Outra falácia, que tem virado modinha, é homens, ou em geral pessoas contrárias ao direito das mulheres, se escondendo atrás de supostas mulheres de periferia - que seriam contra o aborto - para atacar as feministas, as mulheres de classe média, que são "abortistas". Em primeiro lugar, é bem difícil encontrar por aí mulheres "defensoras do aborto". Isso acontece quando perguntas são formuladas justamente para se criar ou fortalecer essa narrativa. Sempre que alguém lhe perguntar se "você é a favor do aborto" é importante pensar em como irá responder. Caso você entenda que as mulheres devam ter assegurado o direito de decidir levar uma gestação adiante ou não, responda: eu sou a favor do direito das mulheres de decidir. Em segundo lugar, muitas vezes na periferia - onde o número de mulheres vítimas do aborto clandestino, de clínicas irregulares ou de tentativas desesperadas de aborto em casa, é muito grande -, encontramos muitas mulheres que se dizem contra o aborto (como de resto, eu diria, a maioria das mulheres são!), ainda que já o tenham praticado. E não é porque elas são hipócritas. A pressão social e religiosa - o estigma que as mulheres que já fizeram aborto encaram numa sociedade conservadora, machista e hipócrita -
muitas vezes explica porque muitas delas ao serem questionadas sobre o
aborto e o direito das mulheres de decidir se declaram contrárias a eles. Mas
quando perguntadas se já abortaram, essas mesmas mulheres respondem
afirmativamente. Entre aquilo que sentimos ou que nos foi ensinado a pensar que é o certo e a realidade que se impõe há, muitas vezes, um abismo que apenas cada mulher, na sua individualidade, conhece e é capaz de julgar o que lhe convém.
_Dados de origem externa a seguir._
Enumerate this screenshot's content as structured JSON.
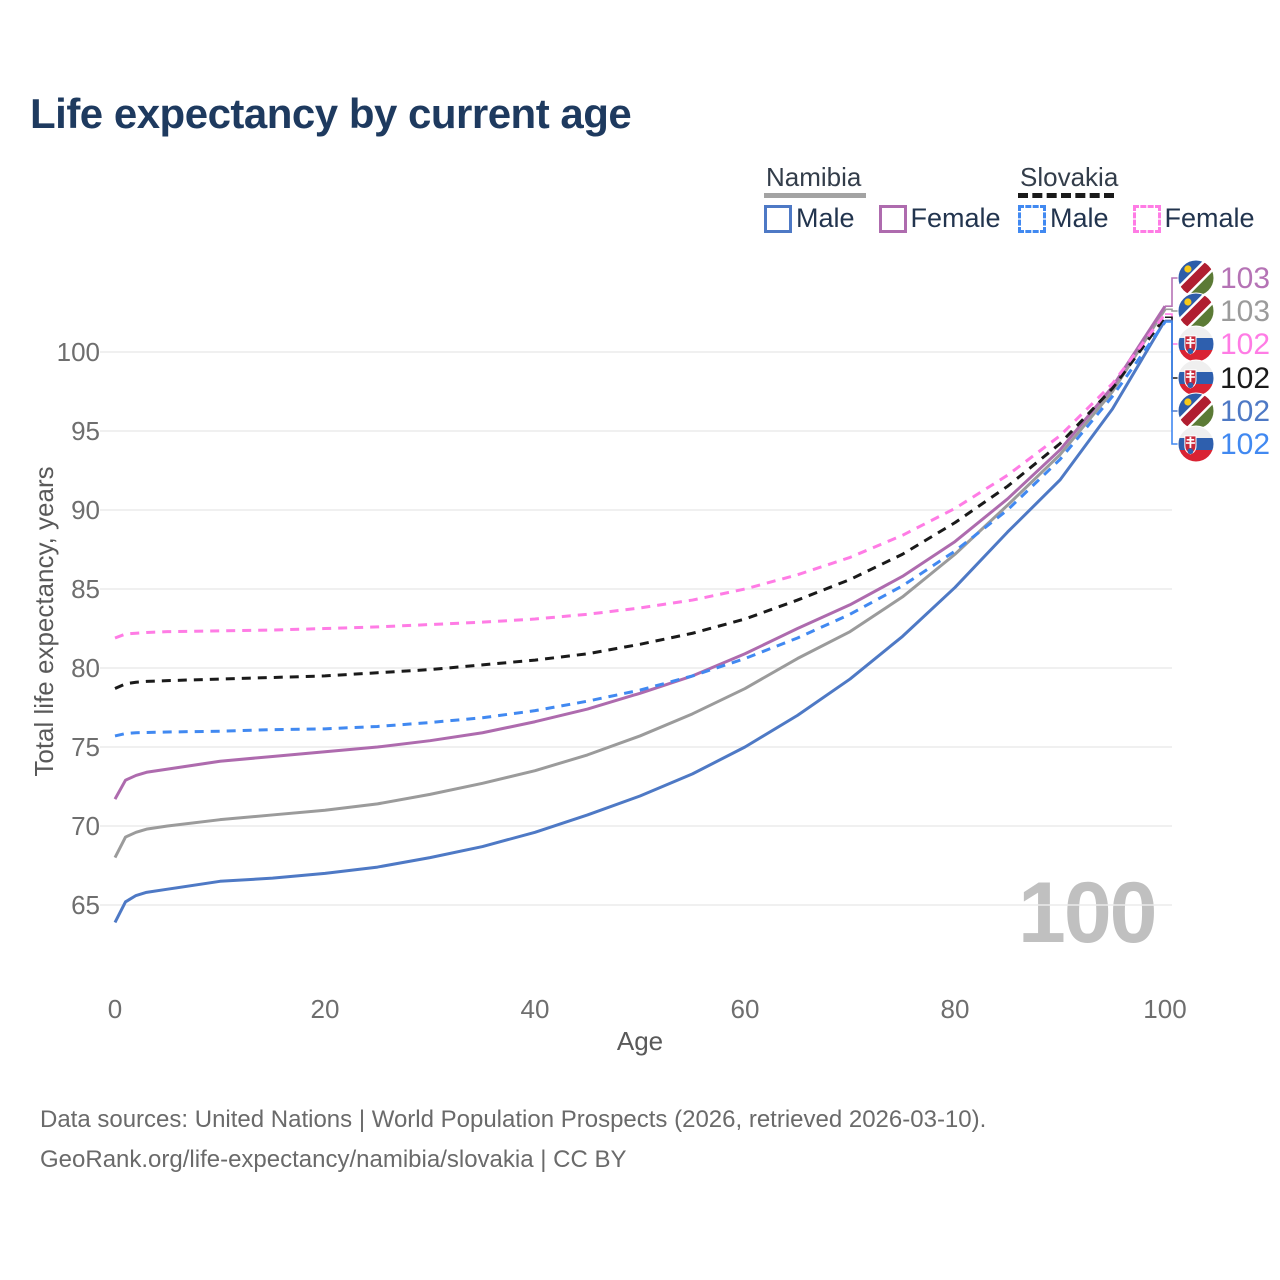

Nós, mulheres, somos diversas, somos diferentes, temos discordâncias, enfrentamos realidades tão distintas e não podemos ser tratadas em bloco, como se as "mulheres classe média" ou "as mulheres da periferia" pensassem e agissem do mesmo jeito apenas porque são "mulheres classe média" ou "mulheres de periferia".
Aos homens e mulheres que se dizem contrários ao aborto, fiquem em paz, ninguém irá obrigá-los a fazer um aborto, ninguém está pedindo que vocês mudem de ideia. Se sua namorada ou você engravidou por descuido - acontece nas melhores famílias - vá em frente, siga com a gestação. Vocês terão seu direito de escolha respeitado. Tudo o que queremos é que também seja garantindo o direito de escolha de outras pessoas que discordam de vocês. Pensem bem qual das posições é autoritária, qual das posições é impositiva, antes de saírem por aí atacando quem luta por direitos. E lembre-se: você concordando ou não, há mulheres fazendo aborto todo dia. A diferença é que algumas delas terão apoio e cuidado e outras não, e por isso podem ter complicações graves de saúde ou morrer.